Atau dari situs aslinya  berbahasa Persia yang terbit pada: sabtu, 28 Mei 2011: DISINI

Atau kalau anda tidak mau susah, ini link yang sudah di terjemahkan Google dari bahasa Persia ke Indonesia : Di Sini

Sudah berapa ribu orang yang tertipu? Sudah berapa ribu orang yang turut menyebarkan fitnah “syariah” tersebut?

Gw ga pernah masalah sama kaum yang berbeda mazhab bahkan agama dengan gw, tapi gw SANGAT BERMASALAH dengan kaum yang doyan menebar fitnah ini.
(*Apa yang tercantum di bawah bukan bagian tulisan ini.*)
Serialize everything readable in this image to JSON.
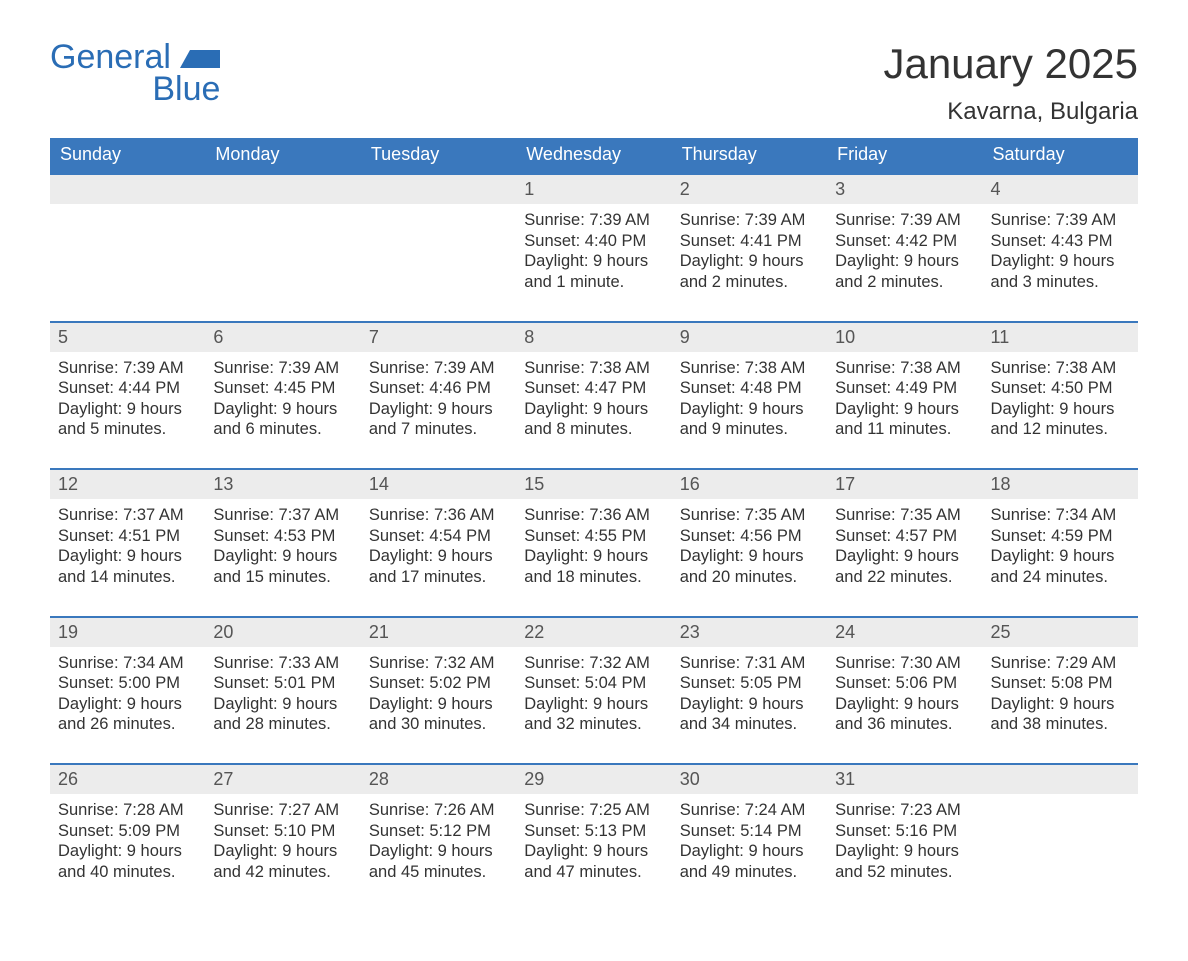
{
  "branding": {
    "logo_line1": "General",
    "logo_line2": "Blue",
    "logo_color": "#2a6db5"
  },
  "header": {
    "month_title": "January 2025",
    "location": "Kavarna, Bulgaria"
  },
  "colors": {
    "header_bg": "#3a78bd",
    "header_text": "#ffffff",
    "daynum_bg": "#ececec",
    "text": "#333333",
    "rule": "#3a78bd",
    "page_bg": "#ffffff"
  },
  "weekdays": [
    "Sunday",
    "Monday",
    "Tuesday",
    "Wednesday",
    "Thursday",
    "Friday",
    "Saturday"
  ],
  "weeks": [
    [
      null,
      null,
      null,
      {
        "day": "1",
        "sunrise": "Sunrise: 7:39 AM",
        "sunset": "Sunset: 4:40 PM",
        "daylight1": "Daylight: 9 hours",
        "daylight2": "and 1 minute."
      },
      {
        "day": "2",
        "sunrise": "Sunrise: 7:39 AM",
        "sunset": "Sunset: 4:41 PM",
        "daylight1": "Daylight: 9 hours",
        "daylight2": "and 2 minutes."
      },
      {
        "day": "3",
        "sunrise": "Sunrise: 7:39 AM",
        "sunset": "Sunset: 4:42 PM",
        "daylight1": "Daylight: 9 hours",
        "daylight2": "and 2 minutes."
      },
      {
        "day": "4",
        "sunrise": "Sunrise: 7:39 AM",
        "sunset": "Sunset: 4:43 PM",
        "daylight1": "Daylight: 9 hours",
        "daylight2": "and 3 minutes."
      }
    ],
    [
      {
        "day": "5",
        "sunrise": "Sunrise: 7:39 AM",
        "sunset": "Sunset: 4:44 PM",
        "daylight1": "Daylight: 9 hours",
        "daylight2": "and 5 minutes."
      },
      {
        "day": "6",
        "sunrise": "Sunrise: 7:39 AM",
        "sunset": "Sunset: 4:45 PM",
        "daylight1": "Daylight: 9 hours",
        "daylight2": "and 6 minutes."
      },
      {
        "day": "7",
        "sunrise": "Sunrise: 7:39 AM",
        "sunset": "Sunset: 4:46 PM",
        "daylight1": "Daylight: 9 hours",
        "daylight2": "and 7 minutes."
      },
      {
        "day": "8",
        "sunrise": "Sunrise: 7:38 AM",
        "sunset": "Sunset: 4:47 PM",
        "daylight1": "Daylight: 9 hours",
        "daylight2": "and 8 minutes."
      },
      {
        "day": "9",
        "sunrise": "Sunrise: 7:38 AM",
        "sunset": "Sunset: 4:48 PM",
        "daylight1": "Daylight: 9 hours",
        "daylight2": "and 9 minutes."
      },
      {
        "day": "10",
        "sunrise": "Sunrise: 7:38 AM",
        "sunset": "Sunset: 4:49 PM",
        "daylight1": "Daylight: 9 hours",
        "daylight2": "and 11 minutes."
      },
      {
        "day": "11",
        "sunrise": "Sunrise: 7:38 AM",
        "sunset": "Sunset: 4:50 PM",
        "daylight1": "Daylight: 9 hours",
        "daylight2": "and 12 minutes."
      }
    ],
    [
      {
        "day": "12",
        "sunrise": "Sunrise: 7:37 AM",
        "sunset": "Sunset: 4:51 PM",
        "daylight1": "Daylight: 9 hours",
        "daylight2": "and 14 minutes."
      },
      {
        "day": "13",
        "sunrise": "Sunrise: 7:37 AM",
        "sunset": "Sunset: 4:53 PM",
        "daylight1": "Daylight: 9 hours",
        "daylight2": "and 15 minutes."
      },
      {
        "day": "14",
        "sunrise": "Sunrise: 7:36 AM",
        "sunset": "Sunset: 4:54 PM",
        "daylight1": "Daylight: 9 hours",
        "daylight2": "and 17 minutes."
      },
      {
        "day": "15",
        "sunrise": "Sunrise: 7:36 AM",
        "sunset": "Sunset: 4:55 PM",
        "daylight1": "Daylight: 9 hours",
        "daylight2": "and 18 minutes."
      },
      {
        "day": "16",
        "sunrise": "Sunrise: 7:35 AM",
        "sunset": "Sunset: 4:56 PM",
        "daylight1": "Daylight: 9 hours",
        "daylight2": "and 20 minutes."
      },
      {
        "day": "17",
        "sunrise": "Sunrise: 7:35 AM",
        "sunset": "Sunset: 4:57 PM",
        "daylight1": "Daylight: 9 hours",
        "daylight2": "and 22 minutes."
      },
      {
        "day": "18",
        "sunrise": "Sunrise: 7:34 AM",
        "sunset": "Sunset: 4:59 PM",
        "daylight1": "Daylight: 9 hours",
        "daylight2": "and 24 minutes."
      }
    ],
    [
      {
        "day": "19",
        "sunrise": "Sunrise: 7:34 AM",
        "sunset": "Sunset: 5:00 PM",
        "daylight1": "Daylight: 9 hours",
        "daylight2": "and 26 minutes."
      },
      {
        "day": "20",
        "sunrise": "Sunrise: 7:33 AM",
        "sunset": "Sunset: 5:01 PM",
        "daylight1": "Daylight: 9 hours",
        "daylight2": "and 28 minutes."
      },
      {
        "day": "21",
        "sunrise": "Sunrise: 7:32 AM",
        "sunset": "Sunset: 5:02 PM",
        "daylight1": "Daylight: 9 hours",
        "daylight2": "and 30 minutes."
      },
      {
        "day": "22",
        "sunrise": "Sunrise: 7:32 AM",
        "sunset": "Sunset: 5:04 PM",
        "daylight1": "Daylight: 9 hours",
        "daylight2": "and 32 minutes."
      },
      {
        "day": "23",
        "sunrise": "Sunrise: 7:31 AM",
        "sunset": "Sunset: 5:05 PM",
        "daylight1": "Daylight: 9 hours",
        "daylight2": "and 34 minutes."
      },
      {
        "day": "24",
        "sunrise": "Sunrise: 7:30 AM",
        "sunset": "Sunset: 5:06 PM",
        "daylight1": "Daylight: 9 hours",
        "daylight2": "and 36 minutes."
      },
      {
        "day": "25",
        "sunrise": "Sunrise: 7:29 AM",
        "sunset": "Sunset: 5:08 PM",
        "daylight1": "Daylight: 9 hours",
        "daylight2": "and 38 minutes."
      }
    ],
    [
      {
        "day": "26",
        "sunrise": "Sunrise: 7:28 AM",
        "sunset": "Sunset: 5:09 PM",
        "daylight1": "Daylight: 9 hours",
        "daylight2": "and 40 minutes."
      },
      {
        "day": "27",
        "sunrise": "Sunrise: 7:27 AM",
        "sunset": "Sunset: 5:10 PM",
        "daylight1": "Daylight: 9 hours",
        "daylight2": "and 42 minutes."
      },
      {
        "day": "28",
        "sunrise": "Sunrise: 7:26 AM",
        "sunset": "Sunset: 5:12 PM",
        "daylight1": "Daylight: 9 hours",
        "daylight2": "and 45 minutes."
      },
      {
        "day": "29",
        "sunrise": "Sunrise: 7:25 AM",
        "sunset": "Sunset: 5:13 PM",
        "daylight1": "Daylight: 9 hours",
        "daylight2": "and 47 minutes."
      },
      {
        "day": "30",
        "sunrise": "Sunrise: 7:24 AM",
        "sunset": "Sunset: 5:14 PM",
        "daylight1": "Daylight: 9 hours",
        "daylight2": "and 49 minutes."
      },
      {
        "day": "31",
        "sunrise": "Sunrise: 7:23 AM",
        "sunset": "Sunset: 5:16 PM",
        "daylight1": "Daylight: 9 hours",
        "daylight2": "and 52 minutes."
      },
      null
    ]
  ]
}
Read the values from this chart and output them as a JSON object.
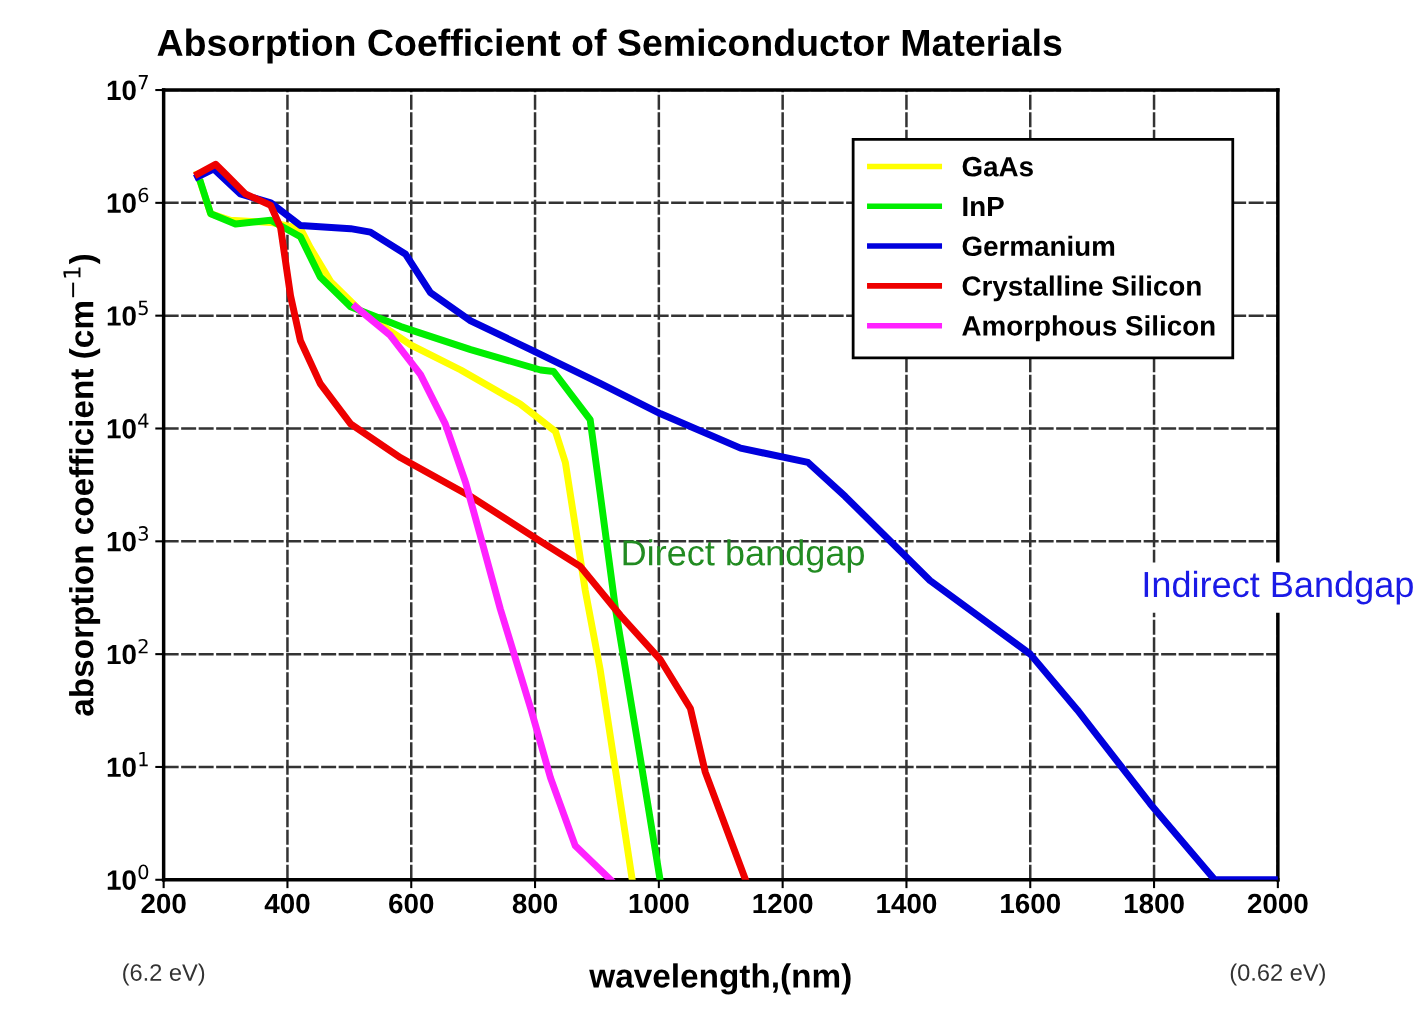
{
  "chart_data": {
    "type": "line",
    "title": "Absorption Coefficient of Semiconductor Materials",
    "xlabel": "wavelength,(nm)",
    "ylabel": "absorption coefficient (cm$^{−1}$)",
    "log": "y",
    "grid": true,
    "legend": "top right",
    "line_style": "solid",
    "marker": "none",
    "xlim": [
      200,
      2000
    ],
    "xticks": [
      200,
      400,
      600,
      800,
      1000,
      1200,
      1400,
      1600,
      1800,
      2000
    ],
    "ylim": [
      1,
      10000000
    ],
    "yticks": [
      {
        "value": 1,
        "label": "10$^{0}$"
      },
      {
        "value": 10,
        "label": "10$^{1}$"
      },
      {
        "value": 100,
        "label": "10$^{2}$"
      },
      {
        "value": 1000,
        "label": "10$^{3}$"
      },
      {
        "value": 10000,
        "label": "10$^{4}$"
      },
      {
        "value": 100000,
        "label": "10$^{5}$"
      },
      {
        "value": 1000000,
        "label": "10$^{6}$"
      },
      {
        "value": 10000000,
        "label": "10$^{7}$"
      }
    ],
    "annotations": [
      "Direct bandgap",
      "Indirect Bandgap",
      "(6.2 eV)",
      "(0.62 eV)"
    ],
    "series": [
      {
        "name": "GaAs",
        "color": "#ffff00",
        "x": [
          255,
          276,
          308,
          373,
          421,
          437,
          470,
          518,
          599,
          680,
          776,
          833,
          849,
          881,
          905,
          957
        ],
        "values": [
          1800000,
          800000,
          700000,
          670000,
          590000,
          400000,
          200000,
          110000,
          55000,
          33000,
          16500,
          9400,
          5000,
          370,
          74,
          1
        ]
      },
      {
        "name": "InP",
        "color": "#00ee00",
        "x": [
          260,
          276,
          316,
          373,
          421,
          453,
          502,
          583,
          696,
          809,
          830,
          889,
          905,
          930,
          970,
          1002
        ],
        "values": [
          1500000,
          800000,
          650000,
          700000,
          500000,
          220000,
          120000,
          80000,
          50000,
          33000,
          32000,
          12000,
          2700,
          250,
          12,
          1
        ]
      },
      {
        "name": "Germanium",
        "color": "#0000dd",
        "x": [
          255,
          281,
          324,
          373,
          421,
          502,
          534,
          591,
          631,
          696,
          793,
          906,
          1003,
          1132,
          1241,
          1301,
          1438,
          1600,
          1676,
          1794,
          1898,
          2000
        ],
        "values": [
          1700000,
          2000000,
          1200000,
          1000000,
          630000,
          590000,
          550000,
          350000,
          160000,
          90000,
          50000,
          25000,
          13500,
          6700,
          5000,
          2500,
          450,
          100,
          32,
          4.7,
          1,
          1
        ]
      },
      {
        "name": "Crystalline Silicon",
        "color": "#ee0000",
        "x": [
          255,
          284,
          300,
          332,
          373,
          389,
          405,
          421,
          453,
          502,
          583,
          696,
          809,
          873,
          938,
          1002,
          1051,
          1075,
          1140
        ],
        "values": [
          1800000,
          2200000,
          1800000,
          1200000,
          950000,
          600000,
          150000,
          60000,
          25000,
          11000,
          5500,
          2500,
          1000,
          600,
          220,
          90,
          33,
          9,
          1
        ]
      },
      {
        "name": "Amorphous Silicon",
        "color": "#ff22ff",
        "x": [
          510,
          566,
          615,
          655,
          688,
          712,
          744,
          793,
          825,
          865,
          922
        ],
        "values": [
          120000,
          67000,
          30000,
          11000,
          3300,
          1100,
          250,
          33,
          8,
          2,
          1
        ]
      }
    ]
  }
}
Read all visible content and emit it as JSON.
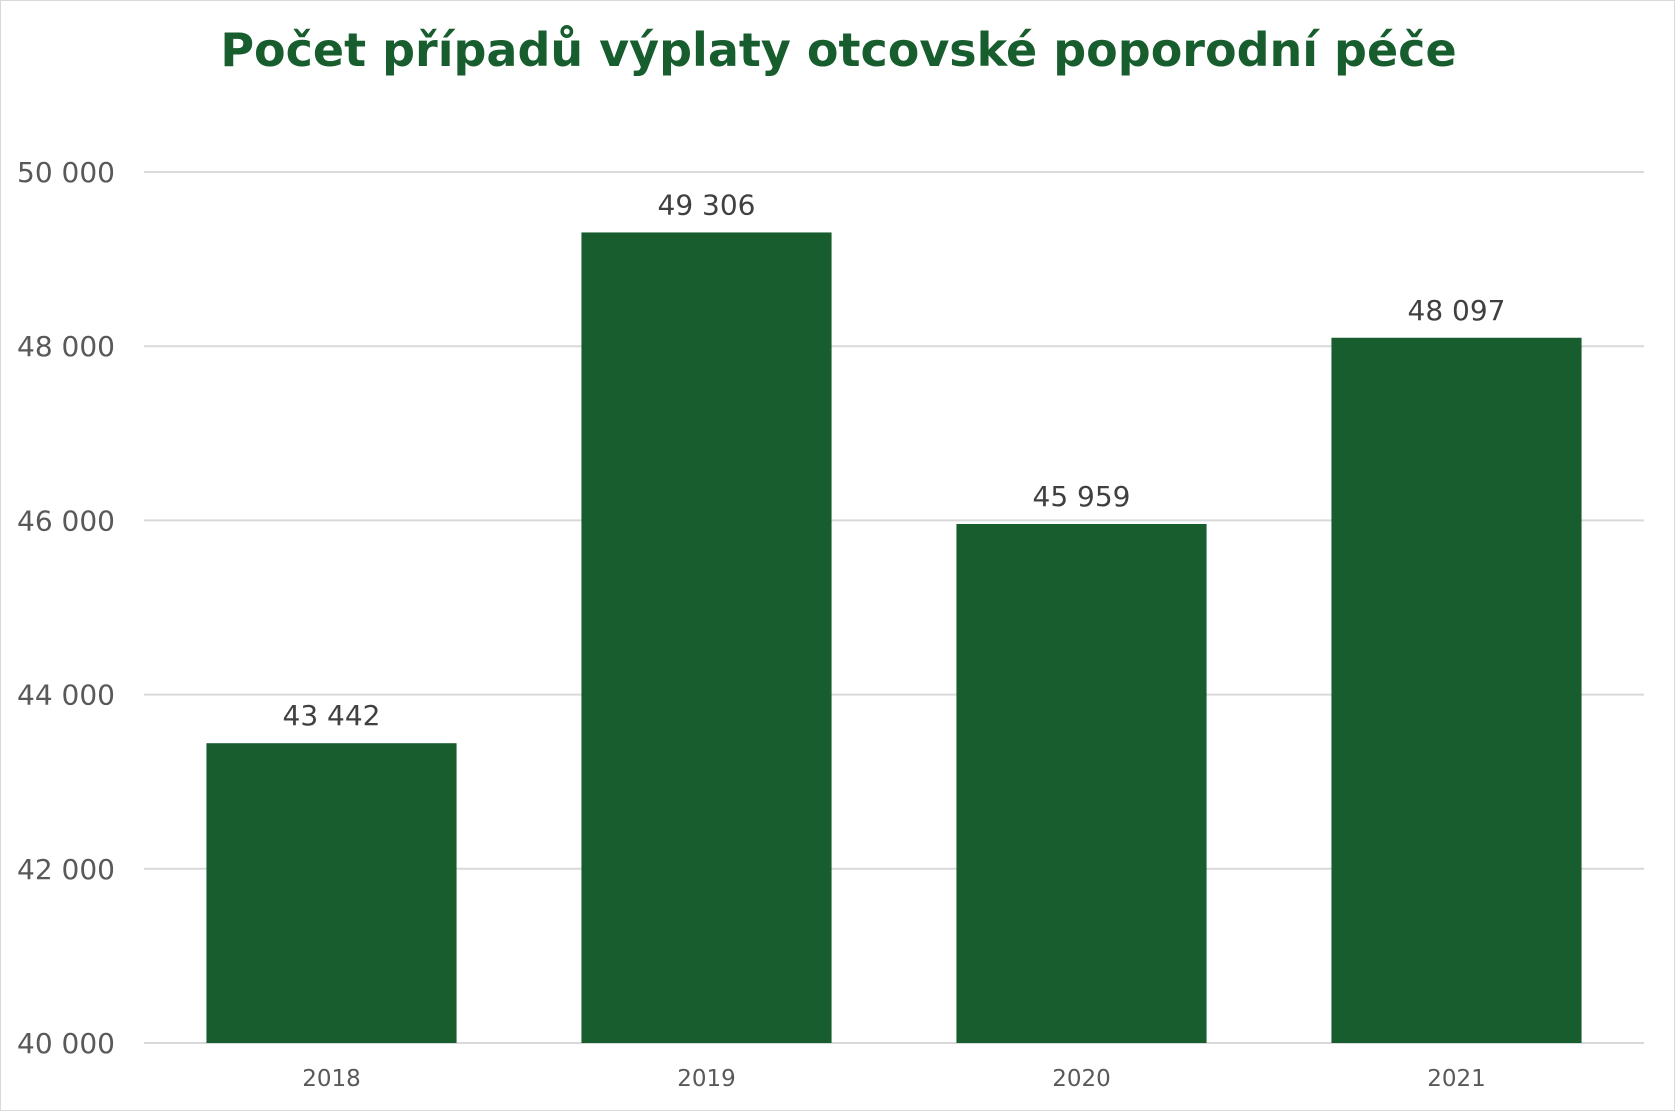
{
  "chart_data": {
    "type": "bar",
    "title": "Počet případů výplaty otcovské poporodní péče",
    "categories": [
      "2018",
      "2019",
      "2020",
      "2021"
    ],
    "values": [
      43442,
      49306,
      45959,
      48097
    ],
    "value_labels": [
      "43 442",
      "49 306",
      "45 959",
      "48 097"
    ],
    "ylim": [
      40000,
      50000
    ],
    "yticks": [
      40000,
      42000,
      44000,
      46000,
      48000,
      50000
    ],
    "ytick_labels": [
      "40 000",
      "42 000",
      "44 000",
      "46 000",
      "48 000",
      "50 000"
    ],
    "grid": true,
    "legend": "none",
    "xlabel": "",
    "ylabel": "",
    "colors": {
      "bar": "#175d2e",
      "title": "#175d2e",
      "grid": "#d9d9d9"
    }
  }
}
Biar gw jelasin, biar kita semua sadar bahwa persoalan fitnah bukanlah hal remeh dan anda tidak bisa “santai” saja dalam menghadapi ini.

Fitnah, tahukah anda apa itu fitnah?

Fitnah adalah hal yang mungkin kecil di mata manusia tapi hal yang AMAT BESAR di mata Tuhan (padahal Tuhan sendiri sudah Maha Besar).

Allah telah berfirman “Idztalaqqownahu bi alsinatikum wataquuluuna bi afwaahikum ma laysa lakum bihi ‘ilmun wa tahsabuunahu hayyinaw wahuwa ‘indallahi ‘adhim” >> (Ingatlah) ketika kalian menyebarkan berita (bohong) itu dari lidah ke lidah, kalian katakan dengan mulut kalian perkara yang sama sekali tidak kalian ketahui; kalian sangka bahwa hal demikian adalah perkara kecil saja, padahal dia adalah perkara yang AMAT BESAR di mata Allah.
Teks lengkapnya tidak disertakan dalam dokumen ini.